From Digital Growth to Digital Justice
The challenge is not just about maximizing digital growth; it is about achieving digital justice. This concept reframes digital access as a right, not a luxury. It acknowledges that technology can both empower and exclude and calls for a deliberate approach to digital policymaking that prioritizes fairness, equity, and participation.
To realize this vision, Southeast Asia must pursue an integrated digital development strategy:
- Subsidized Connectivity for Marginalized Communities
Governments should provide affordable or free internet packages for underserved regions, funded by universal service obligations or digital development funds.
- Localized Digital Literacy Programs
National campaigns should promote digital literacy, especially among women, the elderly, and rural youth. These programs must be multilingual and culturally contextual.
- Inclusive Platform Design and Accessibility
Tech companies must be encouraged to develop platforms that are user-friendly, accessible for people with disabilities, and mindful of varying literacy levels.
- Stronger Regulatory and Data Protection Frameworks
With data becoming a core resource, the region needs robust regulations to prevent data exploitation, algorithmic bias, and authoritarian surveillance (Wijayanto et al., 2022).
- Multistakeholder Partnerships for Inclusive Innovation
No single actor can bridge the divide. Governments, civil society, the private sector, and international donors must collaborate to expand digital access and opportunity.
- Data-Driven Accountability Mechanisms
Governments should regularly publish disaggregated data on digital access and use, by income, gender, geography, and disability status, to inform policy decisions.
The Stakes Are High
At its best, Southeast Asia’s digital revolution can be a great equalizer. It can empower women entrepreneurs in remote areas, connect informal workers to formal marketplaces, and give young people access to global knowledge networks. But without inclusion at its core, the same revolution could entrench inequality, concentrate economic power, and create new forms of digital exclusion.
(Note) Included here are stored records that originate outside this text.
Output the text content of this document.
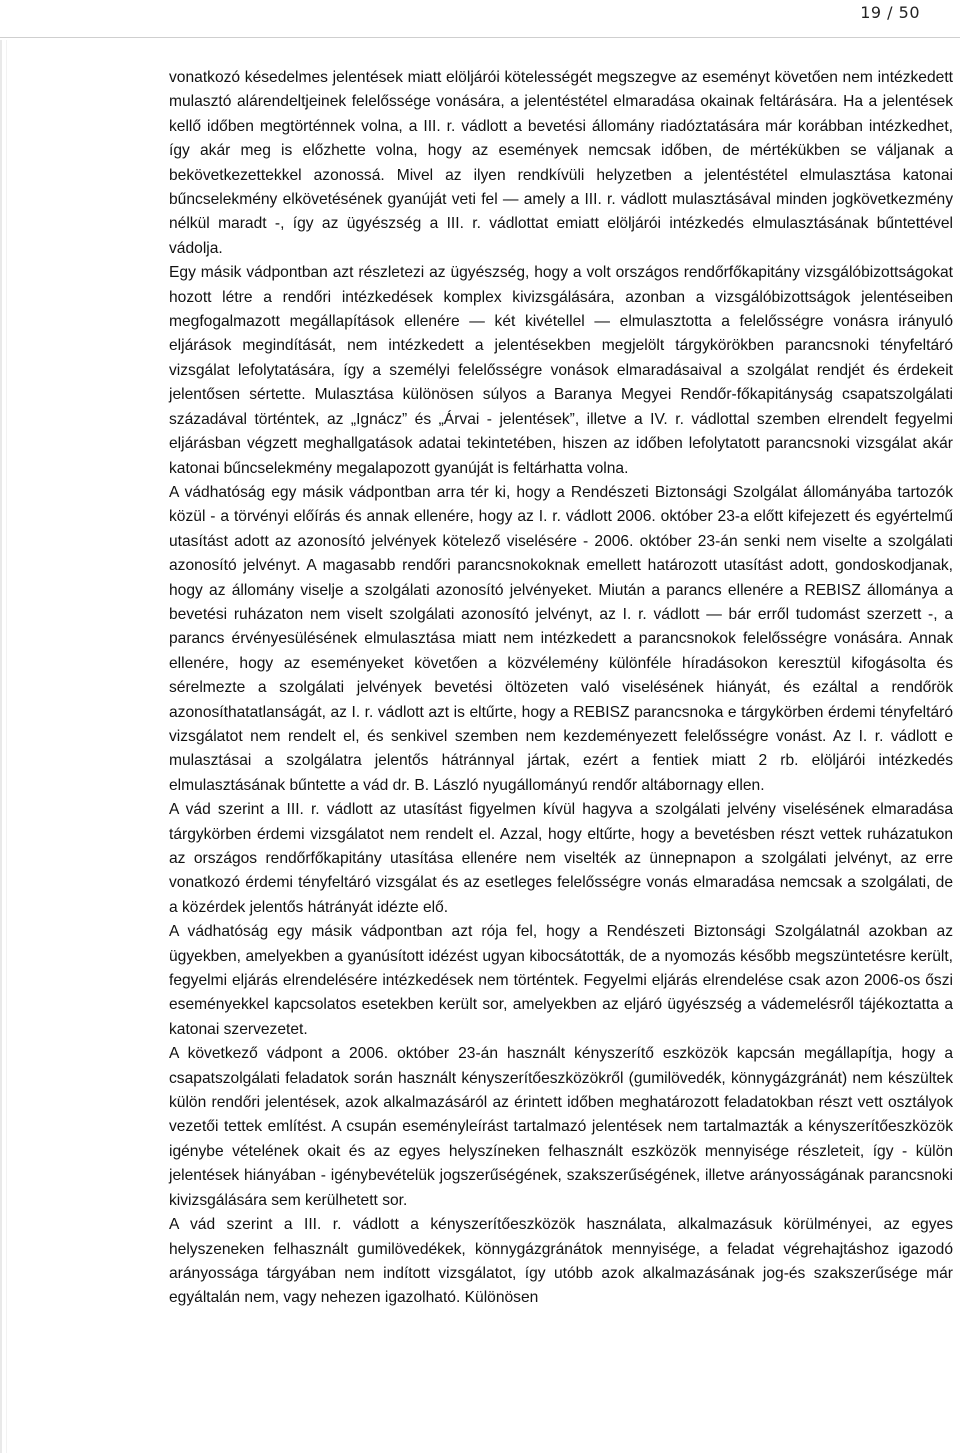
19 / 50

vonatkozó késedelmes jelentések miatt elöljárói kötelességét megszegve az eseményt követően nem intézkedett mulasztó alárendeltjeinek felelőssége vonására, a jelentéstétel elmaradása okainak feltárására. Ha a jelentések kellő időben megtörténnek volna, a III. r. vádlott a bevetési állomány riadóztatására már korábban intézkedhet, így akár meg is előzhette volna, hogy az események nemcsak időben, de mértékükben se váljanak a bekövetkezettekkel azonossá. Mivel az ilyen rendkívüli helyzetben a jelentéstétel elmulasztása katonai bűncselekmény elkövetésének gyanúját veti fel — amely a III. r. vádlott mulasztásával minden jogkövetkezmény nélkül maradt -, így az ügyészség a III. r. vádlottat emiatt elöljárói intézkedés elmulasztásának bűntettével vádolja.

Egy másik vádpontban azt részletezi az ügyészség, hogy a volt országos rendőrfőkapitány vizsgálóbizottságokat hozott létre a rendőri intézkedések komplex kivizsgálására, azonban a vizsgálóbizottságok jelentéseiben megfogalmazott megállapítások ellenére — két kivétellel — elmulasztotta a felelősségre vonásra irányuló eljárások megindítását, nem intézkedett a jelentésekben megjelölt tárgykörökben parancsnoki tényfeltáró vizsgálat lefolytatására, így a személyi felelősségre vonások elmaradásaival a szolgálat rendjét és érdekeit jelentősen sértette. Mulasztása különösen súlyos a Baranya Megyei Rendőr-főkapitányság csapatszolgálati századával történtek, az „Ignácz” és „Árvai - jelentések”, illetve a IV. r. vádlottal szemben elrendelt fegyelmi eljárásban végzett meghallgatások adatai tekintetében, hiszen az időben lefolytatott parancsnoki vizsgálat akár katonai bűncselekmény megalapozott gyanúját is feltárhatta volna.

A vádhatóság egy másik vádpontban arra tér ki, hogy a Rendészeti Biztonsági Szolgálat állományába tartozók közül - a törvényi előírás és annak ellenére, hogy az I. r. vádlott 2006. október 23-a előtt kifejezett és egyértelmű utasítást adott az azonosító jelvények kötelező viselésére - 2006. október 23-án senki nem viselte a szolgálati azonosító jelvényt. A magasabb rendőri parancsnokoknak emellett határozott utasítást adott, gondoskodjanak, hogy az állomány viselje a szolgálati azonosító jelvényeket. Miután a parancs ellenére a REBISZ állománya a bevetési ruházaton nem viselt szolgálati azonosító jelvényt, az I. r. vádlott — bár erről tudomást szerzett -, a parancs érvényesülésének elmulasztása miatt nem intézkedett a parancsnokok felelősségre vonására. Annak ellenére, hogy az eseményeket követően a közvélemény különféle híradásokon keresztül kifogásolta és sérelmezte a szolgálati jelvények bevetési öltözeten való viselésének hiányát, és ezáltal a rendőrök azonosíthatatlanságát, az I. r. vádlott azt is eltűrte, hogy a REBISZ parancsnoka e tárgykörben érdemi tényfeltáró vizsgálatot nem rendelt el, és senkivel szemben nem kezdeményezett felelősségre vonást. Az I. r. vádlott e mulasztásai a szolgálatra jelentős hátránnyal jártak, ezért a fentiek miatt 2 rb. elöljárói intézkedés elmulasztásának bűntette a vád dr. B. László nyugállományú rendőr altábornagy ellen.

A vád szerint a III. r. vádlott az utasítást figyelmen kívül hagyva a szolgálati jelvény viselésének elmaradása tárgykörben érdemi vizsgálatot nem rendelt el. Azzal, hogy eltűrte, hogy a bevetésben részt vettek ruházatukon az országos rendőrfőkapitány utasítása ellenére nem viselték az ünnepnapon a szolgálati jelvényt, az erre vonatkozó érdemi tényfeltáró vizsgálat és az esetleges felelősségre vonás elmaradása nemcsak a szolgálati, de a közérdek jelentős hátrányát idézte elő.

A vádhatóság egy másik vádpontban azt rója fel, hogy a Rendészeti Biztonsági Szolgálatnál azokban az ügyekben, amelyekben a gyanúsított idézést ugyan kibocsátották, de a nyomozás később megszüntetésre került, fegyelmi eljárás elrendelésére intézkedések nem történtek. Fegyelmi eljárás elrendelése csak azon 2006-os őszi eseményekkel kapcsolatos esetekben került sor, amelyekben az eljáró ügyészség a vádemelésről tájékoztatta a katonai szervezetet.

A következő vádpont a 2006. október 23-án használt kényszerítő eszközök kapcsán megállapítja, hogy a csapatszolgálati feladatok során használt kényszerítőeszközökről (gumilövedék, könnygázgránát) nem készültek külön rendőri jelentések, azok alkalmazásáról az érintett időben meghatározott feladatokban részt vett osztályok vezetői tettek említést. A csupán eseményleírást tartalmazó jelentések nem tartalmazták a kényszerítőeszközök igénybe vételének okait és az egyes helyszíneken felhasznált eszközök mennyisége részleteit, így - külön jelentések hiányában - igénybevételük jogszerűségének, szakszerűségének, illetve arányosságának parancsnoki kivizsgálására sem kerülhetett sor.

A vád szerint a III. r. vádlott a kényszerítőeszközök használata, alkalmazásuk körülményei, az egyes helyszeneken felhasznált gumilövedékek, könnygázgránátok mennyisége, a feladat végrehajtáshoz igazodó arányossága tárgyában nem indított vizsgálatot, így utóbb azok alkalmazásának jog-és szakszerűsége már egyáltalán nem, vagy nehezen igazolható. Különösen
As Li (2022) rightly notes, the region’s future hinges not merely on adopting digital technologies but on transforming them into instruments of inclusive growth. That will require deliberate policy choices, sustained investment, and, above all, political will.
Southeast Asia has a rare opportunity to redefine its development trajectory in the digital age. The challenge is clear: to ensure that the next phase of digital transformation does not only drive prosperity but also dignity, equity, and justice for all.